# Lie group structures inside of Clifford algebras

I am reading a text by Jean Gallier on Clifford algebras, Pin and Spin groups. I have a problem with one little innocent-looking paragraph establishing Pin and Spin as Lie groups on the page 37. I don't know what he uses in the arguments. I'm gonna go through the difficulties I have and add some of my reasoning. I would be glad for any light shed on them.

What is the topology? Let $C_{p,q}$ denote the real Clifford algebra associated with a non-degenerate quadratic form of signature $(p,q)$. Its underlying vector space $V$ is isomorphic to a certain Euclidean space ($V \cong \mathbb{R}^{2^{p+q}}$). I assume, the euclidean topology from this isomorphism is THE topology for $C_{p,q}$, but I'm not really sure.

Why is the group of units a topological group? How do we know, that multiplication and inverses are even continuous? Since the multiplication is inherited from tensor algebra, I don't see how it all plays together.

Continuity of the map $C_{p,q}\rightarrow \mathrm{End}(V)$ given by $x \mapsto (y\mapsto xy)$. Maybe If I understood the multiplication (previous point), I would see how is this continuous.

If I would understood these, then it would be clear, why the group of units $C_{p,q}^\times$ is an open subset. But why is it a Lie group? It is certainly locally euclidean, hence by a fundamental theorem of Gleason, Montgomery and Zippin, it is a Lie group. Is there an easier way to see that? I guess the author would at least mentioned that he uses such a big gun. What we effectively need is just to show that multiplication is smooth. Am I right? I'm rather unfamiliar with the Lie theory.

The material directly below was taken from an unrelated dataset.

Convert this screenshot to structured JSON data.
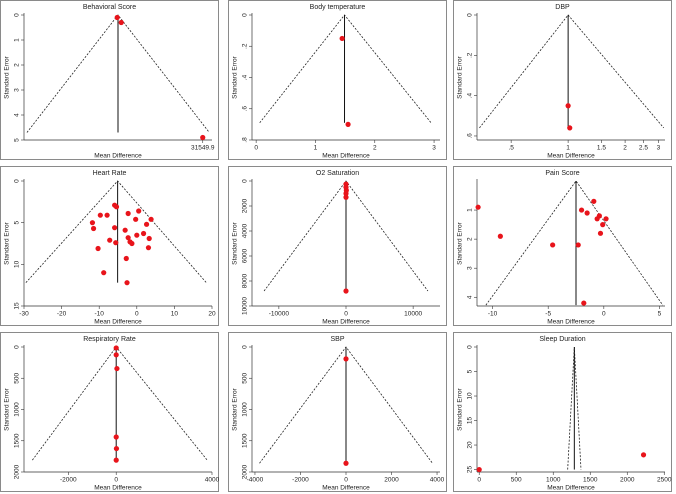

Then Pin and Spin groups are closed subgroups of a Lie group and hence both Lie groups themselves. The fact, that they are given by closed condition isn't crystal clear to me - but I believe if I've understood the multiplication's continuity, I would be able to supply a formal proof of continuity of the norm.

I'm sorry that this is a somewhat open question. Can anyone direct me from the abyss of Lie ignorance?